Ten years ago, scientists had only recently switched on the two detectors after a round of upgrades that they hoped would finally achieve the sensitivity needed to pick up gravitational waves from space. When the first signal came in, LIGO was on an engineering run – a final check intended to ferret out any technical issue with the operation of the experiment.
Instead, it achieved what had never been done before: It picked up the momentary jiggle of a distant astronomical event as it rippled through Earth’s gravitational field. It was a momentous discovery that would not be revealed to the public for another five months as researchers carefully reviewed the data to confirm what they had seen.
“That first event, which was bigger than anybody had reason to believe – that’s probably still my biggest surprise so far,” Dr. McIver said.
In addition to proving that gravitational waves exist – a prediction of Einstein’s theory – the detection marked the first time information from a source in the distant universe had been received directly through the medium of gravity. It meant LIGO had opened a new window onto the universe. The scientists who first devised the experiment, which was decades in the making, were duly awarded the Nobel Prize in Physics in 2017.
Dr. Jess McIver says the latest discovery from LIGO is ‘very interesting, mainly because it’s so boring.’Jimmy Jeong/The Globe and Mail
Each LIGO detector consists of a pair of laser beams that travel back and forth along identical four-kilometre-long tunnels built at right angles to each other. Normally the beams are synchronized so they cancel each other out. But if Earth is slightly stretched or squeezed by a ripple in the gravitational field we all inhabit, the beams will slip out of sync and register the passing wave.
Reed Essick, an associate professor at the Canadian Institute for Theoretical Astrophysics at the University of Toronto, was one of the first people on Earth to see that memorable first signal.
A graduate student at MIT at the time, his work involved quickly following up on anything spotted by LIGO’s twin detectors.

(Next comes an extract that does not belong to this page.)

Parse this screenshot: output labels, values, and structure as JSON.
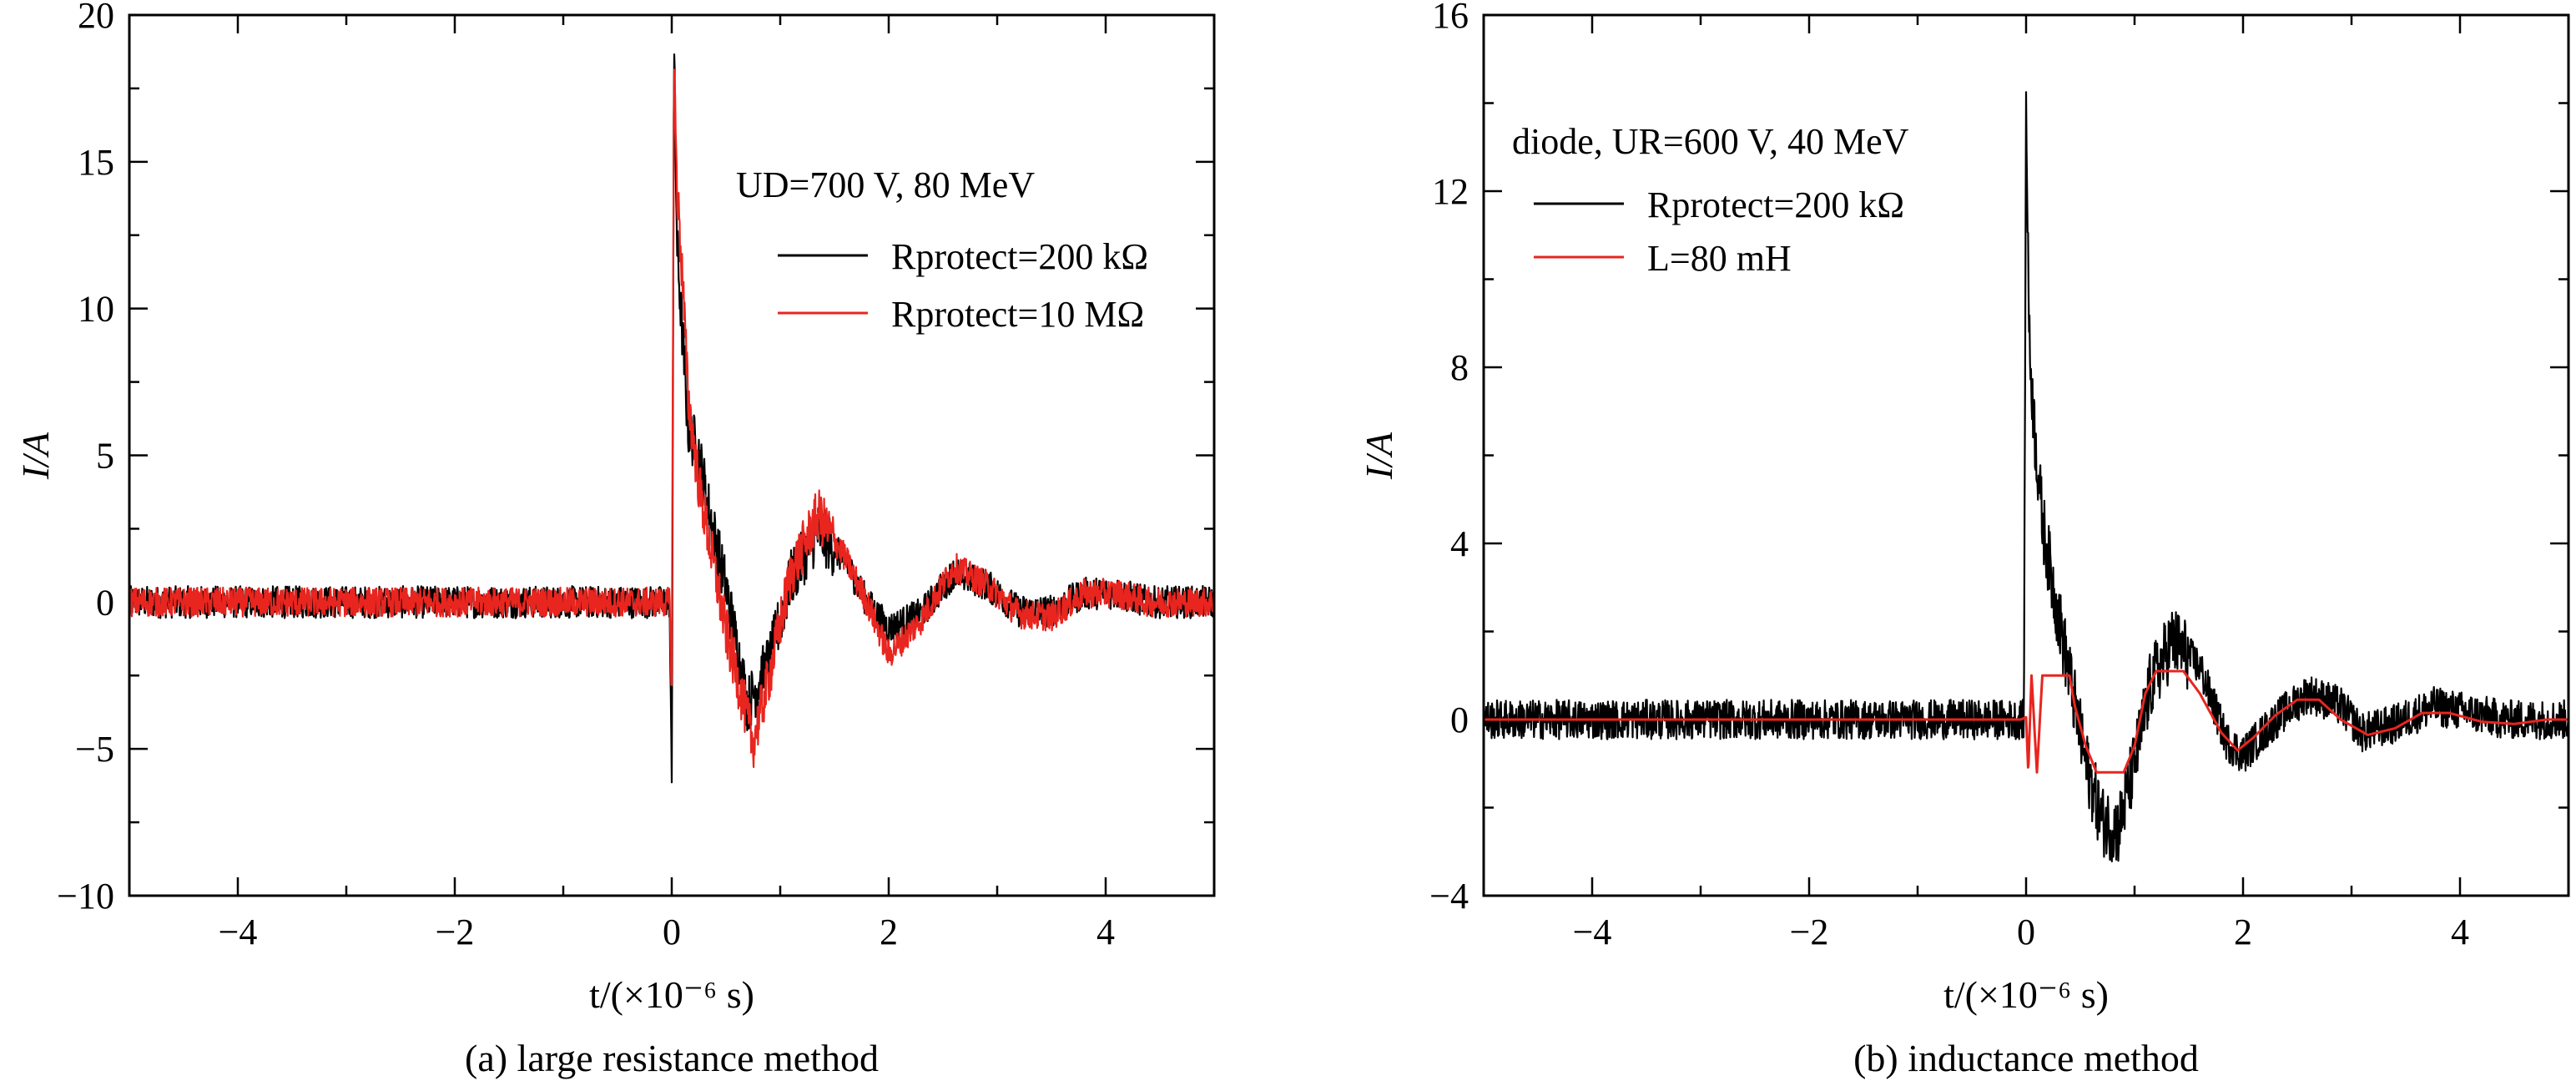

“People thought it must be some test that someone had put into the data, because that’s the thing that we do to make sure that everything is working,” Dr. Essick said. “But pretty quickly it was realized that, no, it was a real signal. So then we all sort of scrambled to figure out what to do, who we needed to tell.”
Since then LIGO has increased in sensitivity and is now joined by Virgo and KAGRA, two partner detectors located in Italy and Japan respectively. The experiment now spots a merger of black holes about every three days on average, with a catalogue of detections that now runs into the hundreds.
Scientists report cosmic hum that may come from clusters of massive black holes
Canada plays a role in handling the vast data stream from LIGO, and Canadian researchers, including Dr. McIver and Dr. Essick, work with the data from the experiment to glean new information about black holes and other massive objects that populate the universe and generate the strongest gravitational fields known. And, as always, the search is on for a divergence from Einstein’s equations that might yield a clue to a deeper theory about gravity, space and time at the most fundamental level.
Meanwhile, LIGO has blazed a trail for a future detector called LISA that would fly into space and measure gravitational waves at longer wavelengths as a way to explore the characteristics of giant black holes whose mergers were part of the building of the galaxies that populate the universe.
“I think with LIGO, the thing that you’re constantly reminded of is just how much it’s the tip of the iceberg,” said Daryl Haggard, a McGill University astrophysicist and Canadian spokesperson for LISA. “We just are barely starting to understand how to use this probe of our universe, and that’s just so exciting. Every single discovery is still rich with potential.”